The Disintegration Loops is a four-volume album by William Basinski of ambient music my friend Marlon turned me on to. I don’t know when I’ve been so disturbed by a piece of art.
Here’s how The Disintegration Loops came about: Basinski’s an avant garde composer and musician, and in the early 2000s he was trying to digitize the ambient music he composed and recorded in the 1980s, which he had stored on reel-to-reel tape (I know some of you don’t know what this is, but you’ll just have to look it up). So he cued up the music, and the tape was so old that the ferrite, which is the iron electromagnetic substance coating the actual tape, began to flake off as it played and passed through the machine head.
Instead of giving up on it, Basinski actually looped the tapes and let them play over and over again until they completely fell apart, effectively recording the disintegration. With each pass through the tape head, the music gets softer, with more pauses and crackles as it slowly, oh, so slowly fades away into nothing.
Let’s just observe a moment of silence for how completely insanely awesome this is.
To add to the freakiness, he finished this project the morning of September 11, 2001, and he and some friends sat on the roof of his apartment building in Brooklyn, watching the New York skyline change forever while listening to this stuff.

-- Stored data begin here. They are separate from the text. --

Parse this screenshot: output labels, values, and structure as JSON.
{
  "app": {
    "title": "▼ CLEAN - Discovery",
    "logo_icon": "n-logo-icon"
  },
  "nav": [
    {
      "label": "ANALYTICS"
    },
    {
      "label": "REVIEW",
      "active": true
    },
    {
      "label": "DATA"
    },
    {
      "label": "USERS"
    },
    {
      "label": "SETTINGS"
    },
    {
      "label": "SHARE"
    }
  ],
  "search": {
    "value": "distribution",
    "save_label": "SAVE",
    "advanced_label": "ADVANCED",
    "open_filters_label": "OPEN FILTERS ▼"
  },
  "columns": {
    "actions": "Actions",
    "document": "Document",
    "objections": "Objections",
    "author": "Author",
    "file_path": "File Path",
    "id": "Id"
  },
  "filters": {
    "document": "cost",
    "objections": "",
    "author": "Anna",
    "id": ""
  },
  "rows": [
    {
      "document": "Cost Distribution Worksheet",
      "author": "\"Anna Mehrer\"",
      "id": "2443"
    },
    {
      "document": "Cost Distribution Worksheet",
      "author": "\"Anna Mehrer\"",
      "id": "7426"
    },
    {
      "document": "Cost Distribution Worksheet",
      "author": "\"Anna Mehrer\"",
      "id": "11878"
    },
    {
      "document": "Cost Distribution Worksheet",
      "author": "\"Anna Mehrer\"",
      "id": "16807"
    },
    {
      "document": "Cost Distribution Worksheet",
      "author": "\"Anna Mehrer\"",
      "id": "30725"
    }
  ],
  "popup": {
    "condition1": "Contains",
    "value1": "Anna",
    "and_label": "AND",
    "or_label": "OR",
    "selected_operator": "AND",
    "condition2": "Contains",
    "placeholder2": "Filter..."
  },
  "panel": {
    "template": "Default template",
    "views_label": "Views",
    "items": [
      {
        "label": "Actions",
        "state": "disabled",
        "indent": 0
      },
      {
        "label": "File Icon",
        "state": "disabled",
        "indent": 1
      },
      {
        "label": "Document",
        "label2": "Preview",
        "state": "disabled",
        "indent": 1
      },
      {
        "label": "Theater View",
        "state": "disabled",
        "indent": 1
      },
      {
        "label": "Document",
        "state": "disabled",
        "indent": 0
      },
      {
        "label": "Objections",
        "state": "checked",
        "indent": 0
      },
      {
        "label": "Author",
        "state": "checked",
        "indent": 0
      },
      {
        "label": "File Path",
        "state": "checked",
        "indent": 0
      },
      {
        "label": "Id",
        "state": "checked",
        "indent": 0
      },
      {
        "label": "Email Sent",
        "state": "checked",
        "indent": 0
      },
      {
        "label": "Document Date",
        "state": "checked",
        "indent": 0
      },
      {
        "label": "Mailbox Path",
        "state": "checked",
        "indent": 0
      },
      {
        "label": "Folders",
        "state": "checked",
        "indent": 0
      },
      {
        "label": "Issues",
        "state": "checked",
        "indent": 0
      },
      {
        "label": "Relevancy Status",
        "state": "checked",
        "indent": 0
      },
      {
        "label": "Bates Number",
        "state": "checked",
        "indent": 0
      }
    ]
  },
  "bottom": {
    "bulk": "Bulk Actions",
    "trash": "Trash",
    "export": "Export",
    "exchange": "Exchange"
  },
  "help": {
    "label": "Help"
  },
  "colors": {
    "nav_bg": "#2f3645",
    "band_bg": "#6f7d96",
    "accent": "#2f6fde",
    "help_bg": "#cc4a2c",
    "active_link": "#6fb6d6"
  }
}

This has become one of my favorite albums of all time. It is so hauntingly, disturbingly beautiful, that you’ll find yourself going places emotionally you never quite thought you’d get to. The fact that it’s attached to 9/11 makes it all the more so, and the album cover art is of New York City’s downtown buildings with smoke rising around them. Listen with caution, my friends. Listen with caution.
Why don’t you do the world a favor and kill yourself?
Awesome! Next time I have +7 hours to sit still and think about collapsing buildings I will know what to listen to.
BEATLES RULE
Profiting off the worst day in American history FTW
remember the days when people actually wrote songs instead of hitting three notes on the “strings” setting of a synthesizer and then repeating it for 11 minutes?
So it didn’t strike you…that’s fine. But for me, TDL is the very definition of art. It provokes a response. It disturbs, it delights, it wears brand-new neural pathways in you r brain, and redistributes the chemicals. It changes you. TDL changed me, and for that I thank William Basinski.
Great records! I love this stuff. BUT, if want music for sitting around thinking about “collapsing buildings” as 7:38 suggested, I would obviously be playing Einstürzende Neubauten.